Scott Kuzma stayed in business for the great vinyl revival but he’s not so sure he wants to stick around until CDs make a comeback. He has thousands of them, if you are in the market and think you might want to open a music shop on Capitol Hill.
“If someone wants to do it they’re more than welcome to do it,” Kuzma said.
There is an opportunity. Come June, Capitol Hill’s Everyday Music will be gone from 10th Ave. The offshoot of Kuzma’s Portland record shops officially announced its closing plans over the weekend as employees began spreading the word to customers last week.
The rumors are true. We are heartbroken to announce that our store is closing permanently in June. With the ongoing pandemic struggles and no rent relief, we can no longer afford to keep our doors open. Your continued support has kept us going and we need it now more than ever- we are forever grateful for you and the past 18 years of memories. In the meantime, we are still open 11-6 everyday and would love to see all of your beautiful, masked faces over the next few months
For Kuzma’s thoughts are with his employees — “I have employees that have been with us for such a long time,” he said, talking with CHS Monday morning. “What happens to them after this thing closes down?”
But for the record shop owner who is a cancer survivor and now in his
50s 60s, it has become time to get smaller. Even before the pandemic, there were plans to shrink down the size of one of the Portland stores. But with the impact of COVID-19 and restrictions on businesses and a summer of challenges for Pike/Pine, the foot traffic into the 10th Ave store had dropped to unsustainable levels.
For Everyday, moving a few blocks at a time around the Hill after its 2003 birth was part of doing business after it was displaced from its original Broadway location by light rail demolition and construction.
It lived for a time at Broadway and Pine in the space that is now Blick Art Supplies. Everyday then moved to 10th Ave in 2010 to neighbor Elliott Bay Book Company.
The June closure will end a nine-year run for Everyday in its current location on 10th Ave next to Rancho Bravo. It moved into the old auto row building used for parking in 2012 after getting bumped from the more expensive space next to Elliott Bay,
Kuzma says the 10th Ave building was no frills but perfect for the music shop business.
“It was basically a parking lot before,” Kuzma said.
“It had low enough rent to allow us to stay. When the virus hit, that just made it really untenable.”

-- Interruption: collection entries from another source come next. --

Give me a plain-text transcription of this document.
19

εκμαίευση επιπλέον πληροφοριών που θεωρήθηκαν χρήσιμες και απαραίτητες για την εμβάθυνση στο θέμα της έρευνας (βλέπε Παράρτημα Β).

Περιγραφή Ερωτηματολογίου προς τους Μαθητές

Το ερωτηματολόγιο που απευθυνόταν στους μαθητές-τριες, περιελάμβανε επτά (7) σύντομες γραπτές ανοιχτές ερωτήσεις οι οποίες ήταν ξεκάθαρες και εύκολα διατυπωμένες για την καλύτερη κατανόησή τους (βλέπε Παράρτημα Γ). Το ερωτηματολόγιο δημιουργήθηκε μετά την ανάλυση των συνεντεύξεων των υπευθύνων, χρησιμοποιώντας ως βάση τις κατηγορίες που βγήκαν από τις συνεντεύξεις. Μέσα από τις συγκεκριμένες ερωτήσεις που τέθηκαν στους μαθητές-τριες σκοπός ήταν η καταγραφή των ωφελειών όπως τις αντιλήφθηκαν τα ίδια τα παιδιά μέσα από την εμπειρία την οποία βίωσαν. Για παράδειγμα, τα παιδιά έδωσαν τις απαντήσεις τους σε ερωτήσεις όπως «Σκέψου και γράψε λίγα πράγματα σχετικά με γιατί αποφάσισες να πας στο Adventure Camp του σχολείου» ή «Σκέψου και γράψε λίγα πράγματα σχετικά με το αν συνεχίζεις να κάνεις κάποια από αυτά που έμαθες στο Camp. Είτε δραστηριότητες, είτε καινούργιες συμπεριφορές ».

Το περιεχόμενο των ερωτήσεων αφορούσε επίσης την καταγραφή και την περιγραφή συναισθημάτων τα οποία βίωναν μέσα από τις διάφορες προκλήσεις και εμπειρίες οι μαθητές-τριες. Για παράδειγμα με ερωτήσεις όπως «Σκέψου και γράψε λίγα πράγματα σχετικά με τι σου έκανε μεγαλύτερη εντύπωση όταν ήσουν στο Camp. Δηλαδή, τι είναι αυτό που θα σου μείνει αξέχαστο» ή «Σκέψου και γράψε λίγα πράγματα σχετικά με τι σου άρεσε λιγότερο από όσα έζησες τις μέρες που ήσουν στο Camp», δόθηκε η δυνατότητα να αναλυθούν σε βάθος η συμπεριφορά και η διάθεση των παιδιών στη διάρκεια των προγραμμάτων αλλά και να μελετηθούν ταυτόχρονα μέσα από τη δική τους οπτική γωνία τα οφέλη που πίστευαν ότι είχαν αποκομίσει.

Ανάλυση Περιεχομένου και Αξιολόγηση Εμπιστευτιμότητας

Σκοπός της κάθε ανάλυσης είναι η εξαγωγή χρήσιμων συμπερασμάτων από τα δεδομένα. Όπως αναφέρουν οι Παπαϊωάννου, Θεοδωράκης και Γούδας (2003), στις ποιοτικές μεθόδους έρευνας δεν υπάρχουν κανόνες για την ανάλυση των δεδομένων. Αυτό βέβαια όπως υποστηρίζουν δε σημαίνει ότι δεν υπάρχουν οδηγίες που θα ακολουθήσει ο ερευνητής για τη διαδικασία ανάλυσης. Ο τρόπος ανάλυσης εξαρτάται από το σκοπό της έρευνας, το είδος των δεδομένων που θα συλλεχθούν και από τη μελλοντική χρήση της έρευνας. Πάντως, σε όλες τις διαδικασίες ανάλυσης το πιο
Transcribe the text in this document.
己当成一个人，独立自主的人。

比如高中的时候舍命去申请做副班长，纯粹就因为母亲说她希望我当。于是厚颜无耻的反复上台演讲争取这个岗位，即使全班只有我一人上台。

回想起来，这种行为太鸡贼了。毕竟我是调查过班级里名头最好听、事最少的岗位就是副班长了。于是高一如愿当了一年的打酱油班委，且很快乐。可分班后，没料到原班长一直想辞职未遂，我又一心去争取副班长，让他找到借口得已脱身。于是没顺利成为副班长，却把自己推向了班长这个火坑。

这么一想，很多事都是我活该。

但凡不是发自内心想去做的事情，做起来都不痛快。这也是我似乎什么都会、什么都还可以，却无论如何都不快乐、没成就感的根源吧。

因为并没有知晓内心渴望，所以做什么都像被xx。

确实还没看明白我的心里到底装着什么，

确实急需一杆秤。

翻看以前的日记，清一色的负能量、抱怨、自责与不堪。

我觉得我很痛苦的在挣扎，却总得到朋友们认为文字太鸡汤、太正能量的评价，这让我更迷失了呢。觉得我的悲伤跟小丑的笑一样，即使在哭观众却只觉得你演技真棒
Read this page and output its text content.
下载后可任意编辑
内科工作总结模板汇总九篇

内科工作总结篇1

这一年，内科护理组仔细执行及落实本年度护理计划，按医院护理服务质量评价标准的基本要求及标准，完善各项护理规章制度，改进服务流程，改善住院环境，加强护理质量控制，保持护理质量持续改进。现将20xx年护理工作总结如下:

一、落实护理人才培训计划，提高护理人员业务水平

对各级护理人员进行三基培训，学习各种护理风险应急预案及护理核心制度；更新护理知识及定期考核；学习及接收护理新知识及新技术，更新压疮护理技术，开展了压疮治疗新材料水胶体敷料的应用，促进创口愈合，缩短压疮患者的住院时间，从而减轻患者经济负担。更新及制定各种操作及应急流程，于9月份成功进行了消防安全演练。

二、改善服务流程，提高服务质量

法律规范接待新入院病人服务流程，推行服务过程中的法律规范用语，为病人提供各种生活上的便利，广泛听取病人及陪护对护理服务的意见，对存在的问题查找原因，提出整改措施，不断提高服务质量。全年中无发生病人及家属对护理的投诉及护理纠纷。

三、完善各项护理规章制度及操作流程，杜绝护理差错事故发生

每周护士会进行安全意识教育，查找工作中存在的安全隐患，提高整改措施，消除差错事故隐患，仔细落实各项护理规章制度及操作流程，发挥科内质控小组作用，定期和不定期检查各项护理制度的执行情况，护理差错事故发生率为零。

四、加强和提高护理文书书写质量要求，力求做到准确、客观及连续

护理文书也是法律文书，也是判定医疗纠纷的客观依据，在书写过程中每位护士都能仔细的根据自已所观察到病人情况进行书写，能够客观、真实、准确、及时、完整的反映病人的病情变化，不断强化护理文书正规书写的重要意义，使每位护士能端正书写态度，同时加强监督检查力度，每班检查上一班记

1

The exit of Everyday won’t change the near-term future of the retail shop’s block. Property owner and developer Ron Amundson tells CHS plans aren’t moving forward anytime soon for a possible redevelopment at the corner that would replace the Everyday Music building and the old Kentucky Fried Chicken that was reborn as Rancho Bravo. “Who knows?” Amundson said when CHS pressed for a possible timeline for change on the block. 10 years? 20? Right now, Amundson said he is hoping to find a new tenant for the space. Maybe someone new wants to take over Everyday and join Wall of Sound, Zion’s Gate, Spin Cycle, Selector, and the thrift shop bargain bins in the neighborhood’s remaining music retail business.
While Kuzma says he is ready to begin downsize his own record business, there’s a chance a new generation of shops just might be around to be part of the next musical nostalgia revival. He’s got a bunch of CDs for you if have the energy to help make it happen.